Characterization of the monomer-dimer equilibrium of human cytomegalovirus protease by kinetic methods

Herpesviruses encode a serine protease that is essential for the maturation of infectious virions. This protease has a unique polypeptide backbone fold and contains a novel Ser-His-His catalytic triad. It exists in a monomer-dimer equilibrium in solution, but only the dimer form of the enzyme is catalytically active. The stability of this dimer is affected by the presence of anti-chaotropic agents. Most of the reported K-d values for this dimer (between 0.6 and 6 muM) are inconsistent with the fact that the protease is routinely assayed at 20-50 nM concentrations, as only monomeric species would be expected with such K-d values.

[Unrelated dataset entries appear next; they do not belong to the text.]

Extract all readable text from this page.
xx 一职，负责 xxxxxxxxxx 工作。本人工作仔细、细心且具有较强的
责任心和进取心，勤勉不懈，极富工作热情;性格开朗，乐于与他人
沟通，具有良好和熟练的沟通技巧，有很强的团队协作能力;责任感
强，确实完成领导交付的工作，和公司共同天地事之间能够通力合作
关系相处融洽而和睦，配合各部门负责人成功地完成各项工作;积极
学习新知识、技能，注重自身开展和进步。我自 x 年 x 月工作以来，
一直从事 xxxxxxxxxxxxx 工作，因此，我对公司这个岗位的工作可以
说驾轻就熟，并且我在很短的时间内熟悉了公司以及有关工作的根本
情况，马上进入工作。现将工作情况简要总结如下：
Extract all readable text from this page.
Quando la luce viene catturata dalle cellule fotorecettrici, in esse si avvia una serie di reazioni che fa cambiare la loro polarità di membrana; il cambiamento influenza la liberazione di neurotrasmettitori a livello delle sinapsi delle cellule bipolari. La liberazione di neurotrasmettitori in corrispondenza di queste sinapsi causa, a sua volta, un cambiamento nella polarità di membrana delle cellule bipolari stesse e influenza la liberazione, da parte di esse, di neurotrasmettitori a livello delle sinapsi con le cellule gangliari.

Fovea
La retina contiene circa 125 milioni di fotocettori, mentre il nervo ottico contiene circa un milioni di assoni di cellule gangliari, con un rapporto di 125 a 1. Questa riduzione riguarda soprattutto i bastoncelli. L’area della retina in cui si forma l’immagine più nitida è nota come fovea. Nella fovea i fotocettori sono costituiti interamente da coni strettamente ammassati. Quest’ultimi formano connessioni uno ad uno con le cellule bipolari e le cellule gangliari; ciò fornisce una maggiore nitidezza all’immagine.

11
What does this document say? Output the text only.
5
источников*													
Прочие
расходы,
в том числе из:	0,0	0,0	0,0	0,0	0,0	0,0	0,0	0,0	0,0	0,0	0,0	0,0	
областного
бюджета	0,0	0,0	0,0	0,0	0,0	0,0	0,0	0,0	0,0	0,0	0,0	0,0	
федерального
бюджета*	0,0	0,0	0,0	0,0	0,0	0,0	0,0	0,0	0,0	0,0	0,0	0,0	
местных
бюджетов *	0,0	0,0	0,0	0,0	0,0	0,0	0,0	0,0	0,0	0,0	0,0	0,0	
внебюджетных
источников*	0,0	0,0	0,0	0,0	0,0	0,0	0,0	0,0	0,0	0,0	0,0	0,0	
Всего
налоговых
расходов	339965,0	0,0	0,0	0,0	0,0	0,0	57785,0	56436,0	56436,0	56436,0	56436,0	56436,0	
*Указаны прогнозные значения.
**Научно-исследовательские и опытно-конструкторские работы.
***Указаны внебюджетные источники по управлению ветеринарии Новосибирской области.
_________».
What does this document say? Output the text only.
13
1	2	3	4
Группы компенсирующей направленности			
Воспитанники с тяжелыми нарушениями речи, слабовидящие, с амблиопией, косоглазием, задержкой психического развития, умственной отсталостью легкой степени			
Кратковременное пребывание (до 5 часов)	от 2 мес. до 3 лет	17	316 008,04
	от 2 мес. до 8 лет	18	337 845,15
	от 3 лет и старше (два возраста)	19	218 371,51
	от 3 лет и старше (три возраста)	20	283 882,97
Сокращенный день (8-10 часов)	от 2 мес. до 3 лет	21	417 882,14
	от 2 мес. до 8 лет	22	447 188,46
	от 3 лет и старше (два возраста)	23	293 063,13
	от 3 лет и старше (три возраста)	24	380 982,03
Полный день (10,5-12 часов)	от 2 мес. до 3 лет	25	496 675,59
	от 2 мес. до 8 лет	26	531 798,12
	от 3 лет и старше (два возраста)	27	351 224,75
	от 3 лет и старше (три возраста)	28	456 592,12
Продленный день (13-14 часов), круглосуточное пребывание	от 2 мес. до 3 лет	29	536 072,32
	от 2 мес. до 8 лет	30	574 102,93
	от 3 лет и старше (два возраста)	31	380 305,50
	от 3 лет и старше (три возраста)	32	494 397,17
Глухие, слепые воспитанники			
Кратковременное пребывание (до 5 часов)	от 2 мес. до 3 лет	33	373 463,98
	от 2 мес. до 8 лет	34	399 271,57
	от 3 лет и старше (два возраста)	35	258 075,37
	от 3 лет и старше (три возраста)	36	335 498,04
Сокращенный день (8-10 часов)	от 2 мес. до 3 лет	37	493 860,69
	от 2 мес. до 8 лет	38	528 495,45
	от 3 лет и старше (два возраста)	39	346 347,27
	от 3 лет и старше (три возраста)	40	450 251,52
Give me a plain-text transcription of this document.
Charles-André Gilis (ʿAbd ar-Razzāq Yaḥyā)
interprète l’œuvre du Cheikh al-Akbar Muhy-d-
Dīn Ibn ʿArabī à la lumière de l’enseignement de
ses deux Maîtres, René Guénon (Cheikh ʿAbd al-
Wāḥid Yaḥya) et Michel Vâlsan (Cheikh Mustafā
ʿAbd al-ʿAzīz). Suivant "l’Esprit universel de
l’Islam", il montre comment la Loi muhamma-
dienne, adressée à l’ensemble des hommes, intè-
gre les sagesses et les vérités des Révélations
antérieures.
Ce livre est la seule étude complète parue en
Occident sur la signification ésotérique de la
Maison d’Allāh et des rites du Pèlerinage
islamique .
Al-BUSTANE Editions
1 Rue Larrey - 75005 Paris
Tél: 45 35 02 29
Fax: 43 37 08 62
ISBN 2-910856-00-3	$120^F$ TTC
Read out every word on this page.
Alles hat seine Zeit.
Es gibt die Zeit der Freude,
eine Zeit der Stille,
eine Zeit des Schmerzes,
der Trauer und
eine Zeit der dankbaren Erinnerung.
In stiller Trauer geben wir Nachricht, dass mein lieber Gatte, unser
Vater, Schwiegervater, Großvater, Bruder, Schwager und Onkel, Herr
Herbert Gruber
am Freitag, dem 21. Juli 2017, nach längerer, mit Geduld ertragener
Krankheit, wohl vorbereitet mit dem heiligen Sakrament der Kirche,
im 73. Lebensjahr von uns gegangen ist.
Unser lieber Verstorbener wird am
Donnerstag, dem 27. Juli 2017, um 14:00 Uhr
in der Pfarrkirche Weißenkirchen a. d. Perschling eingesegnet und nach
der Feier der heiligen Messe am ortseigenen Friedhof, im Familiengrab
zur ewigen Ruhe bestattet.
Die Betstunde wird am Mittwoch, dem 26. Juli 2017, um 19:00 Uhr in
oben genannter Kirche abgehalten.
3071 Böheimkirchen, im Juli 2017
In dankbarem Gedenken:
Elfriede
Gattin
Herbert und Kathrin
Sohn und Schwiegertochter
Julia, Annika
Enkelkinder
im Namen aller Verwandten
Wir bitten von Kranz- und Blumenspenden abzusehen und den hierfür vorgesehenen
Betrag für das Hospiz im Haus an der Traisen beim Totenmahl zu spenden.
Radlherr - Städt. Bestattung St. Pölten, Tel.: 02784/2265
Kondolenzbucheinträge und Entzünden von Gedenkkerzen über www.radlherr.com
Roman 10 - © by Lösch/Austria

We have characterized the monomer-dimer equilibrium of HCMV protease using a new method, which observes the exchange between dimers of the wild-type enzyme and the active-site Ser132A1a mutant in a titration experiment. The K-d of the dimer was determined to be 8 muM and 31 nM in the absence or presence of anti-chaotropic agents (10% glycerol and 0.5 M Na2SO4), respectively. Detailed kinetic analysis also showed that, in addition to the 260-fold stabilization of the dimer, the anti-chaotropic agents produced a 7-fold enhancement in the catalytic activity of the dimer.